Debts and loans, a psychiatric diagnosis, the presence of children from other marriages… It is dishonorable to remain silent about such things, and diseases like HIV are completely punishable, because we are talking about harm to health. If one is barren, and the other dreams of a child, then it would be cruel not to tell the truth.
It is possible that recognition will lead to a favorable result. “It often doesn’t even occur to us that a partner is actually ready to accept, share and endure what seems shameful and difficult to us,” Marina Travkova clarifies. Options are possible. But even if the partner leaves, the fact that we did not want to violate his trust will help us maintain mutual respect.
The dilemma of adultery
With regard to treason, experts do not have a unanimous opinion. Marriage therapists Sue Johnson and Scott Woolley believe that hiding the fact of infidelity undermines intimacy in a couple. And sexologists Esther Perel and Ulrich Klement are sure that you don’t need to talk about everything: if the romance on the side is experienced and completed, deal with your shame and guilt on your own or with the support of a psychologist and do not burden your partner with your problems, they advise.
Often, betrayal or another socially unapproved fact like a financial scam becomes the property of a partner, but … both pretend that nothing happened. “This is a case when we understand: if the secret is revealed, we will not be able to live with it, such a reality is unacceptable for us,” Marina Travkova explains. “But we also know that we are not able to get out of the family system now, where children grow up, life is adjusted. And the partners go to joint self-deception: I don’t catch you, but you don’t come across to me. It’s a silent bid that we’re staying together.»
Albeit in a strange form, but the secret works, holds the family together.

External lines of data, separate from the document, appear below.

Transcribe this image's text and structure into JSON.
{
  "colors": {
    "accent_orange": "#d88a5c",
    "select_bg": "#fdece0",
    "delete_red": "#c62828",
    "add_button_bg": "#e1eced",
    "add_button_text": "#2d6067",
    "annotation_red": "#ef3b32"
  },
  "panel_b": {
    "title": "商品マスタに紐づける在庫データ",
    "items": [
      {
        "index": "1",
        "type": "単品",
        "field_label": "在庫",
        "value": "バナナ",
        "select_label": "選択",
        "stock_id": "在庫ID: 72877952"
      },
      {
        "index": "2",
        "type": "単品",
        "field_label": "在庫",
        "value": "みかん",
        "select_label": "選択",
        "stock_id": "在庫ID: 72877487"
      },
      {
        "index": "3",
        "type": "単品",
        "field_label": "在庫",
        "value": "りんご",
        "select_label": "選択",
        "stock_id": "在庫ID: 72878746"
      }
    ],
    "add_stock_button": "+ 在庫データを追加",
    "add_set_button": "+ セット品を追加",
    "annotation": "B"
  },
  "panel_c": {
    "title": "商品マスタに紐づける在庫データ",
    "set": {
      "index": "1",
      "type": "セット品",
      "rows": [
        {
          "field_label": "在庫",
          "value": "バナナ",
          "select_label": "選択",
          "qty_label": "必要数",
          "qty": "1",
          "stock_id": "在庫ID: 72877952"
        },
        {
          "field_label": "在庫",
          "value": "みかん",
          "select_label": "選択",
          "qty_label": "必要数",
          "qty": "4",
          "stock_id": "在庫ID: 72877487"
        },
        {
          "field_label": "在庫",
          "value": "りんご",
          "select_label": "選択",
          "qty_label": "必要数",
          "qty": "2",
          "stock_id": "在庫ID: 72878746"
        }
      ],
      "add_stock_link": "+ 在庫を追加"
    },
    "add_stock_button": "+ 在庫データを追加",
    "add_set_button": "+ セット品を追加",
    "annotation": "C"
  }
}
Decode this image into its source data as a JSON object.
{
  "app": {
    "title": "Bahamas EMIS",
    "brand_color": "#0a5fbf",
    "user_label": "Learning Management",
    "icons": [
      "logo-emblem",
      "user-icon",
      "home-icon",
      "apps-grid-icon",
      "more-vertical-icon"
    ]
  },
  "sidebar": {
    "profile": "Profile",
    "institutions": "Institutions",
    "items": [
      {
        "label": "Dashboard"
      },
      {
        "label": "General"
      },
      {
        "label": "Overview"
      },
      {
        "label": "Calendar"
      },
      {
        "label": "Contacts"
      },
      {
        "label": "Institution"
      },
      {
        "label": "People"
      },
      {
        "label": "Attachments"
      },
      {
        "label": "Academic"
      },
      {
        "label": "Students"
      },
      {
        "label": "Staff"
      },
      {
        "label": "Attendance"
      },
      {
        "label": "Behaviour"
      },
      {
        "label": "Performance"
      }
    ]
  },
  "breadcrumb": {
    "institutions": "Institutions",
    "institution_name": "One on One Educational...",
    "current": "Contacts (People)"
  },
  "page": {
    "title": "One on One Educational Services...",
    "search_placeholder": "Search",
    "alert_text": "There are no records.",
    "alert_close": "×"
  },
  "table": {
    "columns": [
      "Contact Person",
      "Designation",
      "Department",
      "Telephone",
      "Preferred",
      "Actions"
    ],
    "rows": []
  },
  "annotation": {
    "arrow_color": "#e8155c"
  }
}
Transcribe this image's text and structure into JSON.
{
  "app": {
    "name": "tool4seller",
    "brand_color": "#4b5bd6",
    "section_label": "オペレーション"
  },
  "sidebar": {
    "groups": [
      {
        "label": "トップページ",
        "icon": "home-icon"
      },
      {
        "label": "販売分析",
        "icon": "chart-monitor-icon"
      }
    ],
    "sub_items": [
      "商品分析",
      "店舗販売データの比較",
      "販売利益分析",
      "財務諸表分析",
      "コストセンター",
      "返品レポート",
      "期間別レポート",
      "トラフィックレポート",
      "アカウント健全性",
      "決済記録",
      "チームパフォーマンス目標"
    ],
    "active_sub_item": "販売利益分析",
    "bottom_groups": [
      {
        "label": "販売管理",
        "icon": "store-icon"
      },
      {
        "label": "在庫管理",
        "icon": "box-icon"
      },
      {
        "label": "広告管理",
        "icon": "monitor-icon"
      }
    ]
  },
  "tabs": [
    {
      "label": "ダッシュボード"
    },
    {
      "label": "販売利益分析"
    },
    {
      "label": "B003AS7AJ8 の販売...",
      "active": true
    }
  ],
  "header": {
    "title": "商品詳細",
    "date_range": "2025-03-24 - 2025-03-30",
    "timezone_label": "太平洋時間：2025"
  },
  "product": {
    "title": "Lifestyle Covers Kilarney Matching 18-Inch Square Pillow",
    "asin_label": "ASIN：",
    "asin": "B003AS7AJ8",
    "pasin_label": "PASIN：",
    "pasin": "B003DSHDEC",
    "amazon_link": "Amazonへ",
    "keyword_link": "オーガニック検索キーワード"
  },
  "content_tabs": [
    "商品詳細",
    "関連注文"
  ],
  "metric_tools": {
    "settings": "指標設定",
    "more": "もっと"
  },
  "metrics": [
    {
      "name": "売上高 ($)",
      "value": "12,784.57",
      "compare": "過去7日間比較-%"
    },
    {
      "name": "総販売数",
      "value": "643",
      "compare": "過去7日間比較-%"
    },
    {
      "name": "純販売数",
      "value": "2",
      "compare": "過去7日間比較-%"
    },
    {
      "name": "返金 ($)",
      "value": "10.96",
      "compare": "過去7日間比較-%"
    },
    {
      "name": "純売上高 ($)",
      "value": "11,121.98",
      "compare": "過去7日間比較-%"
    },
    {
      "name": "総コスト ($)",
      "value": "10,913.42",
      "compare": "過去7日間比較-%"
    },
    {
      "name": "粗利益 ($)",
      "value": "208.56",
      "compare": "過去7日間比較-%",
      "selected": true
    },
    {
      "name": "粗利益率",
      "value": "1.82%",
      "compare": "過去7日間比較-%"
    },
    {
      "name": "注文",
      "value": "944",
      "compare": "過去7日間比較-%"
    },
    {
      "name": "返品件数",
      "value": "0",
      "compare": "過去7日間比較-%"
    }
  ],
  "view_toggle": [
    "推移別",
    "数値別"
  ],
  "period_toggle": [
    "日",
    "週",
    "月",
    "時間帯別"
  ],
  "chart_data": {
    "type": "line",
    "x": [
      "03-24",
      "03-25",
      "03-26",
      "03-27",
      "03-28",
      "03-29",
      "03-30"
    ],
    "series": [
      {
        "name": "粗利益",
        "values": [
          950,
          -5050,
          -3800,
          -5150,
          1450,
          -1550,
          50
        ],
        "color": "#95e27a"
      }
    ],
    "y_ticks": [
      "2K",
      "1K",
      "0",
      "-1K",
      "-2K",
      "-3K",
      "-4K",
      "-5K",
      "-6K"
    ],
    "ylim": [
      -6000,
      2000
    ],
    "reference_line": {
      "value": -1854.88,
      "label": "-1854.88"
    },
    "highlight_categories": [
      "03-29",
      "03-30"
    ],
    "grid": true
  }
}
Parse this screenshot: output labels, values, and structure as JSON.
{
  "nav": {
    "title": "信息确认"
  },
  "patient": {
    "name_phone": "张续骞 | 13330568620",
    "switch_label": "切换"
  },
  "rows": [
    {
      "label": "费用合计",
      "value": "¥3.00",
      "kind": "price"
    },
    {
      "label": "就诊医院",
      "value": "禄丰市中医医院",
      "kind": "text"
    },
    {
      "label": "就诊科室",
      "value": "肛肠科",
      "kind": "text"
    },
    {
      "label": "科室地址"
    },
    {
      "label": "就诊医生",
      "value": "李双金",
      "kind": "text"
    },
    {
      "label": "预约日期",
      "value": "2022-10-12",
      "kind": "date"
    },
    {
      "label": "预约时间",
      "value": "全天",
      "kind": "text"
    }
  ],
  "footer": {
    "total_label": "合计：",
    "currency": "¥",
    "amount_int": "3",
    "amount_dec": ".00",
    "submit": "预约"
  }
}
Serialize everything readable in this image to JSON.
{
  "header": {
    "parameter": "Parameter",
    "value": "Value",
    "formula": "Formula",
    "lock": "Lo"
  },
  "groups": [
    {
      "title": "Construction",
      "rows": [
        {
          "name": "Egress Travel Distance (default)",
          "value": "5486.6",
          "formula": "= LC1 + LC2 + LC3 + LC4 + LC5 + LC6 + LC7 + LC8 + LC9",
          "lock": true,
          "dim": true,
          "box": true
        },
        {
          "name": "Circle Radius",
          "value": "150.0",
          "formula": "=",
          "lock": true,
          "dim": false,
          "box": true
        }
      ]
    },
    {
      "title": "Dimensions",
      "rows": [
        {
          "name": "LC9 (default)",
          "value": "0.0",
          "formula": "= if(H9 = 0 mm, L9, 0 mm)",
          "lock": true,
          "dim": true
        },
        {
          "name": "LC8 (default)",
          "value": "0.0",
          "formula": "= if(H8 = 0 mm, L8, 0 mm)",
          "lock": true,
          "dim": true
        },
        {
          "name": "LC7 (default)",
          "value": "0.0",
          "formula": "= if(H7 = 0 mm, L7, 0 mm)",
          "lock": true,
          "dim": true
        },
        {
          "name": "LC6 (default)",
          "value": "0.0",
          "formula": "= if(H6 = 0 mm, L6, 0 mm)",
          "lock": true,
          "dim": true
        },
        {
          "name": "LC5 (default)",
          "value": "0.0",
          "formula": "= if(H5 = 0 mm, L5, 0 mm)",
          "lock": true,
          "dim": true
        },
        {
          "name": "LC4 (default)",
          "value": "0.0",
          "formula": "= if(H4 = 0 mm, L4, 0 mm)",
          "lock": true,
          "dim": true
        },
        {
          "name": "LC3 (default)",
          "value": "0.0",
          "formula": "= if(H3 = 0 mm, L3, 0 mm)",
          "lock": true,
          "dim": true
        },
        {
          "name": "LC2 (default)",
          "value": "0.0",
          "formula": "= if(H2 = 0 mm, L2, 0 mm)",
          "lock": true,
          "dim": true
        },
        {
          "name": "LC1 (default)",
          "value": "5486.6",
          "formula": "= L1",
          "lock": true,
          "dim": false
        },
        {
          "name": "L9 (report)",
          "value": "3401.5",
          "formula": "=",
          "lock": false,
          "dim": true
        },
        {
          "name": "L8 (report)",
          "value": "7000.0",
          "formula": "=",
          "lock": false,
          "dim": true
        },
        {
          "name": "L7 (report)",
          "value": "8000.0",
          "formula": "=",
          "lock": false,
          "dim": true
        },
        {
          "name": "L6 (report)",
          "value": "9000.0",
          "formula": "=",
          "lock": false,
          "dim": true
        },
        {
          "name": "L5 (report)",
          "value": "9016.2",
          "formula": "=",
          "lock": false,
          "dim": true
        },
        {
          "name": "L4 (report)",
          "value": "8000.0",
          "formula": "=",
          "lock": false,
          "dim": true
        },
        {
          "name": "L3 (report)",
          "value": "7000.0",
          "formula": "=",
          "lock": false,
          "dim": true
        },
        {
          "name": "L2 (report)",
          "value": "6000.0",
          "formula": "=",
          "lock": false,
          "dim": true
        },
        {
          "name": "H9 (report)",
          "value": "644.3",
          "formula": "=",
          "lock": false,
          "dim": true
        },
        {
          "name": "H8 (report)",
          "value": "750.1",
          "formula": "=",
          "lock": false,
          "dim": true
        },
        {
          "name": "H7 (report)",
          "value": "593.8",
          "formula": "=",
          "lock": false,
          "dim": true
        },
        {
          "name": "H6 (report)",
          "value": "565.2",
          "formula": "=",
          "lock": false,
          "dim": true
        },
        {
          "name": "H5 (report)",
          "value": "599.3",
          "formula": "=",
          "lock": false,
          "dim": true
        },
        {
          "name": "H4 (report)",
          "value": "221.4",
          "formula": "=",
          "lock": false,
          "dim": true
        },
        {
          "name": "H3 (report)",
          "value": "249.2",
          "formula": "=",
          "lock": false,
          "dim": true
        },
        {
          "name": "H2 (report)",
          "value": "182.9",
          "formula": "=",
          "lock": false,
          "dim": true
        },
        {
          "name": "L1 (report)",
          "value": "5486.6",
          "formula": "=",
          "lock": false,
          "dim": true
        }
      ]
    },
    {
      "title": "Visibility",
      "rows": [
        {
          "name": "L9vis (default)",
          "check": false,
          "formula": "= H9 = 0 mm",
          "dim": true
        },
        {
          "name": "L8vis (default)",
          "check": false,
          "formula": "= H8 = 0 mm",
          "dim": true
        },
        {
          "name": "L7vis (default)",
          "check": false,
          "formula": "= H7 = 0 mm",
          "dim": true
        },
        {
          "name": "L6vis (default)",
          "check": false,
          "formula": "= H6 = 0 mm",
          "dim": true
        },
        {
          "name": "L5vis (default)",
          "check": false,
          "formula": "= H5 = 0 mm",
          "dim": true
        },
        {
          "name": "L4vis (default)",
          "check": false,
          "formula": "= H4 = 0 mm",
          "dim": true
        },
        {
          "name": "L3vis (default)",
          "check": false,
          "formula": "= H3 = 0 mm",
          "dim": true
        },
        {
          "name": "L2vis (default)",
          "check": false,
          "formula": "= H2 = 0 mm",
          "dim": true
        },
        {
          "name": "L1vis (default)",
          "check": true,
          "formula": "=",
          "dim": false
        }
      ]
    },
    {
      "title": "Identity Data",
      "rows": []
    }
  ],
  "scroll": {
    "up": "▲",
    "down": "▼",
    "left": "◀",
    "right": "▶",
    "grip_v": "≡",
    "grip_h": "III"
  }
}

The boundaries of the intimate
When deciding whether to speak or not, it makes sense to listen to your inner voice: Do I like living with a secret? Do I really want to remain silent? “It is our right to hide from a partner some aspects of our past and present, we are free to make any choice,” the existential psychologist Elena Stankovskaya is convinced. — Such a decision may violate our intimacy with a partner, but at the same time more in line with what suits us personally.
Although silence does not always undermine trust. Sometimes, on the contrary, it contributes to the Meeting in a relationship: when I understand that I do not know everything about the other, but I trust him, then I can be with him, having this incomplete knowledge. The main thing is that partners, in principle, do not hide in their «shell» and be able to share warmth, negotiate, hear and support each other.